In childhood, sitting at the feet of my father, himself a great storyteller, I heard stories about past wars in which our society participated. The war telling was complex. The elders narrated large scale excursions into the enemy territories through ritual wars or wars of defence, each war remembered by poetic songs recounting the foretellers visited; the performances of war rituals which the warriors underwent; the war leaders and the identities of the enemies. The stories were not isolated, as each pastoralist group had comparable stories to tell about the wars in which their fathers and ancestors participated, tales of livestock looted and people kidnapped and killed. Every war had a name, often derived from a famous victim, warrior or geographical space. Wars were time markers in history, with periods being referred to as the time of this or that war.
My aim in this book was to understand the regional dynamics of herder warfare along seven frontiers, involving conflicts among multiples of groups over centuries, with case studies focusing on two of the seven frontiers. By the late nineteenth century, the case study frontiers – the coastal hinterland of East Africa – represented the convergence of different wars involving various pastoralists and settled groups. Along the warfare frontiers arose powerful military powers that were involved in conquests of their neighbours and enslaving the defeated groups or absorbing them.

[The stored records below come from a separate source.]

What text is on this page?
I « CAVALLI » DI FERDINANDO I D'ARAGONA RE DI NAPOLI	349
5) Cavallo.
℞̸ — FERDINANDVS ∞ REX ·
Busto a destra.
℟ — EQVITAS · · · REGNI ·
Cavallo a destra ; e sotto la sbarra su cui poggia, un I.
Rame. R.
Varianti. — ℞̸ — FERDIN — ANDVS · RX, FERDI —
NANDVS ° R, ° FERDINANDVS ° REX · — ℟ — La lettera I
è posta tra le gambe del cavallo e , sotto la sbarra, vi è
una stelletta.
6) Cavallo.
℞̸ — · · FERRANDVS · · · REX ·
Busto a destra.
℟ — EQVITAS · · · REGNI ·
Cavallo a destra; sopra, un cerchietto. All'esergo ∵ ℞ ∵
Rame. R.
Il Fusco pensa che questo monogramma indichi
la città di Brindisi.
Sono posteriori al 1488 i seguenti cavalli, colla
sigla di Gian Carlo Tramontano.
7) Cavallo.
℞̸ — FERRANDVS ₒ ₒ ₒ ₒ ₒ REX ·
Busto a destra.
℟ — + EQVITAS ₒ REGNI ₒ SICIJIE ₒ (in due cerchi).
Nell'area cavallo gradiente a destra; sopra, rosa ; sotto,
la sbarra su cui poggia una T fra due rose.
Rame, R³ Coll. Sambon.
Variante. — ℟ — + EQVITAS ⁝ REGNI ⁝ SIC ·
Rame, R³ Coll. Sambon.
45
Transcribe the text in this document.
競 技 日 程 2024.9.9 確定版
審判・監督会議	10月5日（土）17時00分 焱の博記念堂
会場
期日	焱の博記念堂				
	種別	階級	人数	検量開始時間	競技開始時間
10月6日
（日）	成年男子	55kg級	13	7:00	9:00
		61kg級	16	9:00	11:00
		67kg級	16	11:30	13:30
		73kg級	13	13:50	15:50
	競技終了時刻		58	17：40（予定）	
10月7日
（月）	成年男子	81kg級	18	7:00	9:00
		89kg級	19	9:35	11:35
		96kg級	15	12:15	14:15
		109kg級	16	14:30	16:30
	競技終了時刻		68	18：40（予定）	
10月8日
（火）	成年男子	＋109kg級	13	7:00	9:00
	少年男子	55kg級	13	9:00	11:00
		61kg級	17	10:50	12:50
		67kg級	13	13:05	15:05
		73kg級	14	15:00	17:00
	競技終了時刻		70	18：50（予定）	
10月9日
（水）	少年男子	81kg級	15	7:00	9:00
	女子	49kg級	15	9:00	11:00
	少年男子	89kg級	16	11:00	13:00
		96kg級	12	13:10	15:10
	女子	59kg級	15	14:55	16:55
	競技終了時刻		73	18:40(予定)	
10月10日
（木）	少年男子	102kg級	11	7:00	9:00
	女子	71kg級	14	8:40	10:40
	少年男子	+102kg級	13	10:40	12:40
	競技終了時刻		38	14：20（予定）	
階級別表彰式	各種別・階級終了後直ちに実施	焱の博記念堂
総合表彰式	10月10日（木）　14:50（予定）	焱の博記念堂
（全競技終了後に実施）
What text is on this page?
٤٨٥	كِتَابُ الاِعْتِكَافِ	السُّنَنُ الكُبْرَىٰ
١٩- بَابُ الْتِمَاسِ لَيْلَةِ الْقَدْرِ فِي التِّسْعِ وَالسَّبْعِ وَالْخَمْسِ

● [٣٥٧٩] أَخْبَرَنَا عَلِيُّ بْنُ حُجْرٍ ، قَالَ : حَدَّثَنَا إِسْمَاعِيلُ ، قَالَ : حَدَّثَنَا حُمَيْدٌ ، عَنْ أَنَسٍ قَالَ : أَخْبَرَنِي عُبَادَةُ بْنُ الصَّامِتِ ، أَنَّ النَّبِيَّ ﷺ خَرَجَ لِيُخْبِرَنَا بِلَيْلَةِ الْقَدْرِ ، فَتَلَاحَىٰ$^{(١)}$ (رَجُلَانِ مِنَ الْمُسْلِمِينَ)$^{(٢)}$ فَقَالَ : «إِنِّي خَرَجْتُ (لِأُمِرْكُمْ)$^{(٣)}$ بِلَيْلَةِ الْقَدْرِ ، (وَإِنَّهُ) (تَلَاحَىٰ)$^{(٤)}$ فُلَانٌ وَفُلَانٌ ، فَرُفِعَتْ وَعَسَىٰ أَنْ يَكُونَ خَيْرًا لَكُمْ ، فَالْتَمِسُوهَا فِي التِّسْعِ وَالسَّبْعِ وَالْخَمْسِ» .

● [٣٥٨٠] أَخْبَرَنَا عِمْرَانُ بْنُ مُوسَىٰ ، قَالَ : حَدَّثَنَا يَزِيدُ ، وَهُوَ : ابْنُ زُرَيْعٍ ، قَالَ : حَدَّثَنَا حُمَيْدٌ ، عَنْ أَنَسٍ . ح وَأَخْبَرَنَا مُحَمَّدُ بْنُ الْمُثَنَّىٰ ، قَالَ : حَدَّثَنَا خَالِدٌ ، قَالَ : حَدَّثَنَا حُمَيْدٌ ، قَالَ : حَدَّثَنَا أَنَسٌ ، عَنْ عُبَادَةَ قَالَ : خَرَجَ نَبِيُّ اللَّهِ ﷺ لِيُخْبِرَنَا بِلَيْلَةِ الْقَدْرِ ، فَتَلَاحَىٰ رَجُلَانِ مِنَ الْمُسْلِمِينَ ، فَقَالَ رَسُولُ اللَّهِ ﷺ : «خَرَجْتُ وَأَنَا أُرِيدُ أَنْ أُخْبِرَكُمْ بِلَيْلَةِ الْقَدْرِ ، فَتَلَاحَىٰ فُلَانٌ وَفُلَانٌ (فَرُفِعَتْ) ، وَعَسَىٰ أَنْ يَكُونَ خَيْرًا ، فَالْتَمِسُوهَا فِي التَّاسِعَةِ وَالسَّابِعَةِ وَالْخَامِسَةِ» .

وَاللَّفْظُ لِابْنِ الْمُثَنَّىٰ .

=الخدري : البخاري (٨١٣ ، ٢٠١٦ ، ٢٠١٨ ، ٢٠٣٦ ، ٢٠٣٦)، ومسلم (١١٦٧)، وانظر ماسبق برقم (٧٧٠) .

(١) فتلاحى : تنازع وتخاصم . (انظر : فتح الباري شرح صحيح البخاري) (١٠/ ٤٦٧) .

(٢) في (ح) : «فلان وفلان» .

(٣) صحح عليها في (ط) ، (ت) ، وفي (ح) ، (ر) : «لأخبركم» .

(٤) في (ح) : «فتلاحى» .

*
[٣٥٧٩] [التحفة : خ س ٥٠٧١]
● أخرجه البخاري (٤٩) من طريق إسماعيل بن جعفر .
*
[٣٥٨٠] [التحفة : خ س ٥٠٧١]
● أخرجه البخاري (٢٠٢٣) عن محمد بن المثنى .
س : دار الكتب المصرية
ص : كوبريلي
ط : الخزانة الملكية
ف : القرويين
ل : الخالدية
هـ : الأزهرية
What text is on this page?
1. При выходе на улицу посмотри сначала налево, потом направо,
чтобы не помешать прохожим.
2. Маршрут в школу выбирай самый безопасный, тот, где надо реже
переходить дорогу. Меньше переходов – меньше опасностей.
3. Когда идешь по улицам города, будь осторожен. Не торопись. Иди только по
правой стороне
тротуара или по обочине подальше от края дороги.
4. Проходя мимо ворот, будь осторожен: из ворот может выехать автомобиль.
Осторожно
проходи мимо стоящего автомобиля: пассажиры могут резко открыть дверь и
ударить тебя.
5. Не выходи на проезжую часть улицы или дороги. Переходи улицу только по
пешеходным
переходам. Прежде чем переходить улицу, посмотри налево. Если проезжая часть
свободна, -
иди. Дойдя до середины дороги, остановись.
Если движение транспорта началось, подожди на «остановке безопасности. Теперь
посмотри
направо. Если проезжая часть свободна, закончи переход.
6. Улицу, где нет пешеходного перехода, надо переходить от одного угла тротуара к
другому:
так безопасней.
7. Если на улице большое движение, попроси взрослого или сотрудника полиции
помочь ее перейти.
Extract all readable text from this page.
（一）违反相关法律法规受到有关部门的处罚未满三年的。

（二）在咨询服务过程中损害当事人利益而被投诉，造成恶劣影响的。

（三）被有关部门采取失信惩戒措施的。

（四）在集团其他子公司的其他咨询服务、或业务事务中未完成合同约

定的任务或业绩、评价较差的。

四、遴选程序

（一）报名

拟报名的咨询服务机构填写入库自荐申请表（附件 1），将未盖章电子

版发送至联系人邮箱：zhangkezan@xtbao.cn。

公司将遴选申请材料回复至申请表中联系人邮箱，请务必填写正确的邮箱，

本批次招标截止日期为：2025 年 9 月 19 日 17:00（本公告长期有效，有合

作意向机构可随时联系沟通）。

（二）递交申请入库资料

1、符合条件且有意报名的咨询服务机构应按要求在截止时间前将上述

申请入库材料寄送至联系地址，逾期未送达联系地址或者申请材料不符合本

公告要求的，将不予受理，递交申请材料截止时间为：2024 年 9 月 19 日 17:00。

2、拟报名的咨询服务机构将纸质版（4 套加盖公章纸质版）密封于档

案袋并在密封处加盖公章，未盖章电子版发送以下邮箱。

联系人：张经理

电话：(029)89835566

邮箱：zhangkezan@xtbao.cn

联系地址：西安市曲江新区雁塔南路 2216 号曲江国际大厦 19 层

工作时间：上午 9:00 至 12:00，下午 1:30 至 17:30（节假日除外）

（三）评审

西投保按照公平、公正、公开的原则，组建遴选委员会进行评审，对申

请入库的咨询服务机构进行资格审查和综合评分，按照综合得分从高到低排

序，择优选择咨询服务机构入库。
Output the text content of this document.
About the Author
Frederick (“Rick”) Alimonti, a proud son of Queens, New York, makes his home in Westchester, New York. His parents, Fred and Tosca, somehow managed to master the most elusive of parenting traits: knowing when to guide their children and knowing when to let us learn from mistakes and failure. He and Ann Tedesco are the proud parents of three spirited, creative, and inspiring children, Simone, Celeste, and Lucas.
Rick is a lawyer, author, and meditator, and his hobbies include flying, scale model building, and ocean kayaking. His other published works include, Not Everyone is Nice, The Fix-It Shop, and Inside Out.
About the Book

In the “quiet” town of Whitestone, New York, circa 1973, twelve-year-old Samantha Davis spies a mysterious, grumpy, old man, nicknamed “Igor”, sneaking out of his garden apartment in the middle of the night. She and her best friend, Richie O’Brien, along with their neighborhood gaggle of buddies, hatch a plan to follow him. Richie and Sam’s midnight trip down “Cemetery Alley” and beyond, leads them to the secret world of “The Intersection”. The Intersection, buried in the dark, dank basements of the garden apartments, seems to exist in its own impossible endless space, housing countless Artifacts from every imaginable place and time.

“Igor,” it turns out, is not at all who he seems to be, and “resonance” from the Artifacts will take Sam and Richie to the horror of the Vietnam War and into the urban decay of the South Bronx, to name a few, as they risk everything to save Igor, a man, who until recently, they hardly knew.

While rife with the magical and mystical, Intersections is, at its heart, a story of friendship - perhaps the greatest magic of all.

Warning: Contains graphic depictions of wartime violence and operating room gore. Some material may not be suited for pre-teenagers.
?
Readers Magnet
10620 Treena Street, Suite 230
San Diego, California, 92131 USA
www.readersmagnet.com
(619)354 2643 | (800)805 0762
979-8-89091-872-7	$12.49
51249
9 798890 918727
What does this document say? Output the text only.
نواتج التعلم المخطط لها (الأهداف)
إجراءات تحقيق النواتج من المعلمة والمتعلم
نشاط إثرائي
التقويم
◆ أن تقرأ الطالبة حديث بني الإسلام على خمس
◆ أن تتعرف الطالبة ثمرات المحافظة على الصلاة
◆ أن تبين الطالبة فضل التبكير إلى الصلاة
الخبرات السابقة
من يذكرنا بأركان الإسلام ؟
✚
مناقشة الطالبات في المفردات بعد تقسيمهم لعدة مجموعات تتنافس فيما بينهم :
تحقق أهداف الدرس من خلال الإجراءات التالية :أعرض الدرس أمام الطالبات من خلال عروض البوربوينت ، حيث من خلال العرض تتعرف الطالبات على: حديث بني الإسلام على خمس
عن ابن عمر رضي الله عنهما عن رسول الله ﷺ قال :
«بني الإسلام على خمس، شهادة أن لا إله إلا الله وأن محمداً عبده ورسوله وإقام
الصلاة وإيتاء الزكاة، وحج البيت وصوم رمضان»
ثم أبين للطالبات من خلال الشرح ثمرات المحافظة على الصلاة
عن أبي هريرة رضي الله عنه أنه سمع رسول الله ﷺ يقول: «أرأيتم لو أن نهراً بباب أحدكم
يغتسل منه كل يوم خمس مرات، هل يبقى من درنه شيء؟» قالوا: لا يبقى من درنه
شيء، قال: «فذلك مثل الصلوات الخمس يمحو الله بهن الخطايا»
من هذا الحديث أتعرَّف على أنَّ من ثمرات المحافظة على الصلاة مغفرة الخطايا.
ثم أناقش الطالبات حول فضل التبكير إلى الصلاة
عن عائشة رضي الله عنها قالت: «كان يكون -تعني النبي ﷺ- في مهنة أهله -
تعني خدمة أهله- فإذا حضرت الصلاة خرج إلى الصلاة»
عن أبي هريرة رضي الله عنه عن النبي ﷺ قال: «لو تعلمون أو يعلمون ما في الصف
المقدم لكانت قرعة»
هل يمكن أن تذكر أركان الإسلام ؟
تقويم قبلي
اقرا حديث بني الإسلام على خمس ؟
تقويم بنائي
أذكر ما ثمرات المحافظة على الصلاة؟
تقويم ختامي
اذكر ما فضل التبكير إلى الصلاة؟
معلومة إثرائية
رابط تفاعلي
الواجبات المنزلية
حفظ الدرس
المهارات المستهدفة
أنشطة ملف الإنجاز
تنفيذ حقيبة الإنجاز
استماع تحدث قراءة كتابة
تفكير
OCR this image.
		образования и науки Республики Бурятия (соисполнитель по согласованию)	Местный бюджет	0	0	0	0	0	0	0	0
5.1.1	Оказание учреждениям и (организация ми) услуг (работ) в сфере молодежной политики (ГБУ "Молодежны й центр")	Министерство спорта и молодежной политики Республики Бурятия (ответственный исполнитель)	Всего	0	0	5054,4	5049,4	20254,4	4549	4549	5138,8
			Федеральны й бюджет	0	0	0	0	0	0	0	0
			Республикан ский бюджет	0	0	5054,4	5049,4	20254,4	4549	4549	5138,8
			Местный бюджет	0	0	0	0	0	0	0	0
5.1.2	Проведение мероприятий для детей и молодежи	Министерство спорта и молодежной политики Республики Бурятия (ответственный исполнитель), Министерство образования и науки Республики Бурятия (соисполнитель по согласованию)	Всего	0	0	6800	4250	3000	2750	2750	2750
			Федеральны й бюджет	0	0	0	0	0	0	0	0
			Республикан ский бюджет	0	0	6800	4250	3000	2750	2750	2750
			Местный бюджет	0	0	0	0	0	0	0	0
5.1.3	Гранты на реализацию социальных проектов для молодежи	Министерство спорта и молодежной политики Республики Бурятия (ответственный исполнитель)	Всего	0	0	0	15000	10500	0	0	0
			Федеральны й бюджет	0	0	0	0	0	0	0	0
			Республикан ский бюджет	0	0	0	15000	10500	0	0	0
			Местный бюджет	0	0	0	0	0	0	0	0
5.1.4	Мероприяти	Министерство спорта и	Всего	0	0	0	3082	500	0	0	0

Thus, each of the frontiers had historical footprints of warfare in terms of geographical spaces and specific ethnic groups involved; my book weaves varieties of sources into a tapestry of regional warfare.
The work intertwines social and environmental histories of warfare. Methodologically, it has broken new ground in bringing into the same narratives oral traditions of pastoralists and other sources. The analysis brings to life past wars in poetic terms and folklores that groups used to remember the past and the present. The chapters, while they could be read separately, describe trajectories of histories of warfare along the different frontiers of conflicts. This is the first work from East Africa that reports on domestic slavery as the byproduct of warfare and, for the case study communities, analyses the processes of enslavement and eventual emancipation. This new finding will undoubtedly encourage more research on the roles pastoralists in East Africa played in nineteenth and early twentieth century slavery.
It is my hope that readers will find this book of interest. The book reflects a clear and comprehensive knowledge of pastoralism and its environments, which the author acquired over several decades of academic life and early upbringing. This personal knowledge is reflected in a writing style neatly weaving the social and environmental perspectives of warfare with details that are accessible to both non-specialist and specialist readers. I recommend this book for senior undergraduate and graduate courses in conflict and warfare studies. I also expect the book i to be of interest to professional researchers and general readers of warfare, conflicts and environmental history.